Authors: Maxim A. Terekhov et al
Anesthesiology 11 2015, Vol.123, 1059-1066. doi:10.1097/ALN.0000000000000858
Background: Estimating surgical risk is critical for perioperative decision making and risk stratification. Current risk-adjustment measures do not integrate dynamic clinical parameters along with baseline patient characteristics, which may allow a more accurate prediction of surgical risk. The goal of this study was to determine whether the preoperative Risk Quantification Index (RQI) and Present-On-Admission Risk (POARisk) models would be improved by including the intraoperative Surgical Apgar Score (SAS).
Methods: The authors identified adult patients admitted after noncardiac surgery. The RQI and POARisk were calculated using published methodologies, and model performance was compared with and without the SAS. Relative quality was measured using Akaike and Bayesian information criteria. Calibration was compared by the Brier score. Discrimination was compared by the area under the receiver operating curves (AUROCs) using a bootstrapping procedure for bias correction.
Results: SAS alone was a statistically significant predictor of both 30-day mortality and in-hospital mortality (P < 0.0001). The RQI had excellent discrimination with an AUROC of 0.8433, which increased to 0.8529 with the addition of the SAS. The POARisk had excellent discrimination with an AUROC of 0.8608, which increased to 0.8645 by including the SAS. Similarly, overall performance and relative quality increased.

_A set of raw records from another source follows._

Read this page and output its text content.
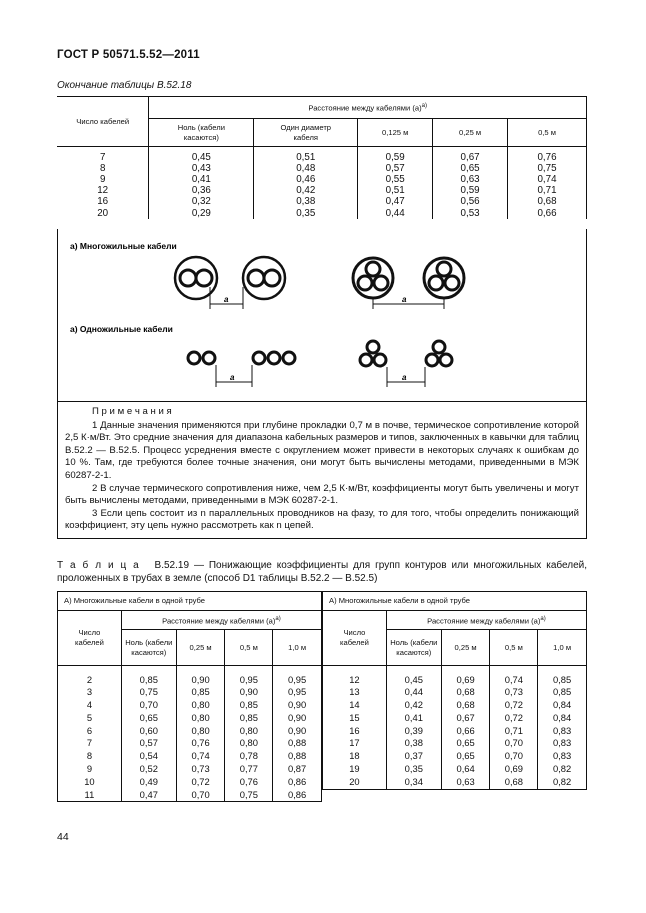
ГОСТ Р 50571.5.52—2011
Окончание таблицы В.52.18
Число кабелей	Расстояние между кабелями $(а)^{а)}$
	Ноль (кабели касаются)	Один диаметр кабеля	0,125 м	0,25 м	0,5 м

7	0,45	0,51	0,59	0,67	0,76
8	0,43	0,48	0,57	0,65	0,75
9	0,41	0,46	0,55	0,63	0,74
12	0,36	0,42	0,51	0,59	0,71
16	0,32	0,38	0,47	0,56	0,68
20	0,29	0,35	0,44	0,53	0,66
а) Многожильные кабели
а	а
а) Одножильные кабели
а	а

П р и м е ч а н и я

1 Данные значения применяются при глубине прокладки 0,7 м в почве, термическое сопротивление которой 2,5 К·м/Вт. Это средние значения для диапазона кабельных размеров и типов, заключенных в кавычки для таблиц В.52.2 — В.52.5. Процесс усреднения вместе с округлением может привести в некоторых случаях к ошибкам до 10 %. Там, где требуются более точные значения, они могут быть вычислены методами, приведенными в МЭК 60287-2-1.

2 В случае термического сопротивления ниже, чем 2,5 К·м/Вт, коэффициенты могут быть увеличены и могут быть вычислены методами, приведенными в МЭК 60287-2-1.

3 Если цепь состоит из n параллельных проводников на фазу, то для того, чтобы определить понижающий коэффициент, эту цепь нужно рассмотреть как n цепей.

Т а б л и ц а В.52.19 — Понижающие коэффициенты для групп контуров или многожильных кабелей, проложенных в трубах в земле (способ D1 таблицы В.52.2 — В.52.5)
А) Многожильные кабели в одной трубе				
Число кабелей	Расстояние между кабелями $(а)^{а)}$
	Ноль (кабели касаются)	0,25 м	0,5 м	1,0 м

2	0,85	0,90	0,95	0,95
3	0,75	0,85	0,90	0,95
4	0,70	0,80	0,85	0,90
5	0,65	0,80	0,85	0,90
6	0,60	0,80	0,80	0,90
7	0,57	0,76	0,80	0,88
8	0,54	0,74	0,78	0,88
9	0,52	0,73	0,77	0,87
10	0,49	0,72	0,76	0,86
11	0,47	0,70	0,75	0,86
А) Многожильные кабели в одной трубе				
Число кабелей	Расстояние между кабелями $(а)^{а)}$
	Ноль (кабели касаются)	0,25 м	0,5 м	1,0 м

12	0,45	0,69	0,74	0,85
13	0,44	0,68	0,73	0,85
14	0,42	0,68	0,72	0,84
15	0,41	0,67	0,72	0,84
16	0,39	0,66	0,71	0,83
17	0,38	0,65	0,70	0,83
18	0,37	0,65	0,70	0,83
19	0,35	0,64	0,69	0,82
20	0,34	0,63	0,68	0,82

44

Conclusions: While AUROC values increased, the RQI and POARisk preoperative risk models were not meaningfully improved by adding intraoperative risk using the SAS. In addition to the estimated blood loss, lowest heart rate, and lowest mean arterial pressure, other dynamic clinical parameters from the patient’s intraoperative course may need to be combined with procedural risk estimate models to improve risk stratification.
Abstract
Both the Risk Quantification Index and Present-On-Admission Risk predicted mortality well. Adding the Surgical Apgar Score did not substantively improve predictions.
What We Already Know about This Topic
- The Risk Quantification Index and Present-On-Admission Risk Index predict postoperative mortality based on administrative data only
- The Surgical Apgar Score estimates risk from estimated blood loss, lowest heart rate, and lowest mean arterial pressure
- It remains unknown whether adding intraoperative details (which are harder to obtain) to administrative data improves predictions by either model
What This Article Tells Us That Is New
- Both the Risk Quantification Index and Present-On-Admission Risk Index predicted mortality well
- Adding the Surgical Apgar Score did not substantively improve predictions
ESTIMATING surgical risk is critical for both preoperative and postoperative decision making. There is a growing need for more accurate risk stratification with the adoption of new payment methodologies, such as population health management, bundled payments, and value-based purchasing. Specific indices have been described for surgical risk, which include the Risk Stratification Indices (RSIs) the Risk Quantification Indices (RQIs) the Present-On-Admission Risk (POARisk) model and models from the American College of Surgeons National Surgical Quality Improvement Program (ACS NSQIP).
The Surgical Apgar Score (SAS) uses estimated blood loss (EBL), lowest heart rate (HR), and lowest mean arterial pressure (MAP) in calculating value on a 10-point scale that is predictive of surgical outcomes. These routinely available intraoperative data can provide an objective means of measuring and communicating patient risk from surgery. The SAS has been validated in multiple patient populations and is used to predict mortality, morbidity, and intensive care unit admission. The predictive performance of this validated intraoperative risk model has not been characterized in a general surgical population when used in conjunction with preoperative risk indices.
The goal of this study was two fold: to externally validate the POARisk model and to determine whether the preoperative risk estimates would be improved by incorporating intraoperative risk estimates by evaluating the performance of the RQI and POARisk models with and without the SAS.